FAQ — common failures, quick fixes
Before you open this page: ask Copilot CLI itself first. Paste the error into the > prompt and ask “what does this mean, and how do I fix it?” — Copilot is right there, the whole point of this workshop is to train that muscle. Come here if Copilot’s answer does not land, or if you want a second opinion.
This page covers the top twenty failure modes from dry-runs. Keep it open in a tab during the workshop.
Install and auth
| Symptom |
Cause |
Fix |
node: command not found |
Node not installed |
nodejs.org → LTS installer → reopen terminal |
npm install -g @github/copilot fails with EACCES / permission denied on Mac/Linux |
Global npm needs sudo or a user prefix |
npm config set prefix ~/.npm-global then export PATH=~/.npm-global/bin:$PATH then retry |
npm install -g silently blocked on Windows corp laptop |
MDM blocks global npm |
Use the Codespaces fallback for the day. Raise the access gap with IT afterwards. |
| Device code page opens but “authentication failed” |
Browser signed into wrong GitHub account |
Sign out of GitHub in browser, retry copilot — you will be prompted fresh |
copilot starts but says “no Copilot plan” |
Trial not activated or wrong account |
Verify at github.com/settings/copilot — must show Active |
| Anything else on the prereq check fails |
Corporate laptop policy, firewall, or proxy |
Use the Codespaces fallback.
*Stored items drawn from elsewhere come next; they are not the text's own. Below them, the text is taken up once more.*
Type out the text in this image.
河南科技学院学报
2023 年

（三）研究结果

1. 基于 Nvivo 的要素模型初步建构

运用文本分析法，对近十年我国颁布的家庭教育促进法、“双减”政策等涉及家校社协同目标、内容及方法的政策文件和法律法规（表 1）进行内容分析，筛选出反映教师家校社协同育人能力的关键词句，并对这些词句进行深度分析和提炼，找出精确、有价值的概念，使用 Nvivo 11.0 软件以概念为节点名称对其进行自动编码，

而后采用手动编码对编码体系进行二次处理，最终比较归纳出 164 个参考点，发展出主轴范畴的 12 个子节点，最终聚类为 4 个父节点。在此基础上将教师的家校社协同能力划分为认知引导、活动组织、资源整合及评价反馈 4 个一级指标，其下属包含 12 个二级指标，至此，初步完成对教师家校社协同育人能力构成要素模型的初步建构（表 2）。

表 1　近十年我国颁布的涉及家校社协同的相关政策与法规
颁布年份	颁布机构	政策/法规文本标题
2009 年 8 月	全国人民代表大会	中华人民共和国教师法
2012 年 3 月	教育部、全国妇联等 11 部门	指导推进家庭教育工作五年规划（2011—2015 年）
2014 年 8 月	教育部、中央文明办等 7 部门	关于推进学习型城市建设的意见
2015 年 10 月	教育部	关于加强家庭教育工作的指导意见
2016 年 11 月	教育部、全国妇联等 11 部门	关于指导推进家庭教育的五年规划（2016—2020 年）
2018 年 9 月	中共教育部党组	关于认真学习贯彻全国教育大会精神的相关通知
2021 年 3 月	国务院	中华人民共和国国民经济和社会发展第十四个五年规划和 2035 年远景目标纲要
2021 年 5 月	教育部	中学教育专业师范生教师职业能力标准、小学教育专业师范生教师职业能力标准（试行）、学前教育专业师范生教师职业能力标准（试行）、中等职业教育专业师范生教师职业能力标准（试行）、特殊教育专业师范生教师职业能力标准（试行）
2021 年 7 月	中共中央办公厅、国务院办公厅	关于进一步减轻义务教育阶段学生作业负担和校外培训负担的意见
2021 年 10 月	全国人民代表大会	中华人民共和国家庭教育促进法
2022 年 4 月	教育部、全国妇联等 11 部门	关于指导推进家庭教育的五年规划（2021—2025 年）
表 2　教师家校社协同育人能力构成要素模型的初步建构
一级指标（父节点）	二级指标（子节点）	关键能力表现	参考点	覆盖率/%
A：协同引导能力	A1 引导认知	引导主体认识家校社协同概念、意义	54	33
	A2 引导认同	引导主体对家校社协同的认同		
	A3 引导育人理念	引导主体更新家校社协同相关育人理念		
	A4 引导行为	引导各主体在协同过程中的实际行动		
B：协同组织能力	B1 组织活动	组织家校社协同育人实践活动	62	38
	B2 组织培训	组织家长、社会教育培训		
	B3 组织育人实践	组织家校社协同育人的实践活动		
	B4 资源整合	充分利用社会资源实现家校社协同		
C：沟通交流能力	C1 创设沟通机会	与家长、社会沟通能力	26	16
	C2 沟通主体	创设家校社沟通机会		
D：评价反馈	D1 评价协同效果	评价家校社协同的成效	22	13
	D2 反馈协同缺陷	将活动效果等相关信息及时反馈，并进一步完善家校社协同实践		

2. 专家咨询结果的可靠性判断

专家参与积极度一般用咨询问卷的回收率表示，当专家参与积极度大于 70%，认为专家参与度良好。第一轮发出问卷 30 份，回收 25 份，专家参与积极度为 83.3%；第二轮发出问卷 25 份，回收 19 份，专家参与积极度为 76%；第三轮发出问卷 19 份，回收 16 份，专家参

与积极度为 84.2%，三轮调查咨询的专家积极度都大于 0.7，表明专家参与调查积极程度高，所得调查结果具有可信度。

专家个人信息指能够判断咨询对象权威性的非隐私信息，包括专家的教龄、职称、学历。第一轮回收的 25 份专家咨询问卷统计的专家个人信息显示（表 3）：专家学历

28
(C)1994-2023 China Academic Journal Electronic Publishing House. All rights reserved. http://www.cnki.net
It solves all five prereq checks at once. |
MCP problems
| Symptom |
Cause |
Fix |
/mcp shows Learn MCP but “0 tools” |
Server started but handshake failed |
Restart Copilot CLI (/exit then copilot). If still zero, check firewall — Learn MCP needs HTTPS to learn.microsoft.com |
| Learn MCP “connection refused” |
Corporate firewall blocks Learn endpoint |
Switch to the Codespaces fallback — Codespaces runs outside your corp network. If you cannot switch mid-workshop, run the exercise without MCP for now: copilot -p "<prompt>". Narrate to the room that this is baseline vs grounded. |
| VS Code shows MCP server with red status |
Server failed to start |
Click the server entry in the MCP panel → View output. Usually a typo in .vscode/mcp.json |
| Azure MCP (Tier 3) “no credential” error |
az login not run in the same terminal |
Run az login in the shell VS Code inherited from, then restart the MCP server |
| GitHub MCP (Tier 2) 403 on issue create |
PAT scope wrong |
Token needs Repository → Issues: Read and write. Regenerate the PAT. |
Copilot answer problems
| Symptom |
What to say to the room |
| Brief is generic, does not reference Nordwind specifically |
“Prompt it again: ‘Rewrite this as if you are writing to Ingrid, quoting her actual words from the notes.’ The prompt is the product.” |
| Brief hedges everywhere |
“Ask it: ‘Remove every hedge. If you are not sure, cut the claim.’ Watch the second draft.” |
| Brief cites no Learn pages |
“Add to the prompt: ‘Include the URLs of the Learn pages you used.’ Grounded means cited.” |
| Copilot refuses / content filter |
Try a less loaded phrasing. Content filters on Copilot are conservative around anything that looks like it touches safety-critical systems. The brief itself is fine; ask it to “write a neutral technical assessment of the options”. |
Last-resort fallbacks
- One participant fully stuck — pair them with a neighbour who is working. They still get the experience.
- Network completely dead — do a live facilitator demo on the projector. Participants follow along mentally. Most of the learning is the pattern, not the typing.
- Copilot service outage — highly unlikely but possible. Open the
facilitator/sample-output.md sample brief on screen. Walk the room through how it was produced, prompt by prompt. Still valuable.
What NOT to do
- Do not try to fix someone’s install in the middle of the exercise block. Pair them up and move on.
- Do not edit other people’s
.vscode/mcp.json or config files from the facilitator laptop. Tell them what to type, let them type it.
- Do not extend the exercise past 25 minutes. The story needs the Trust Boundary close.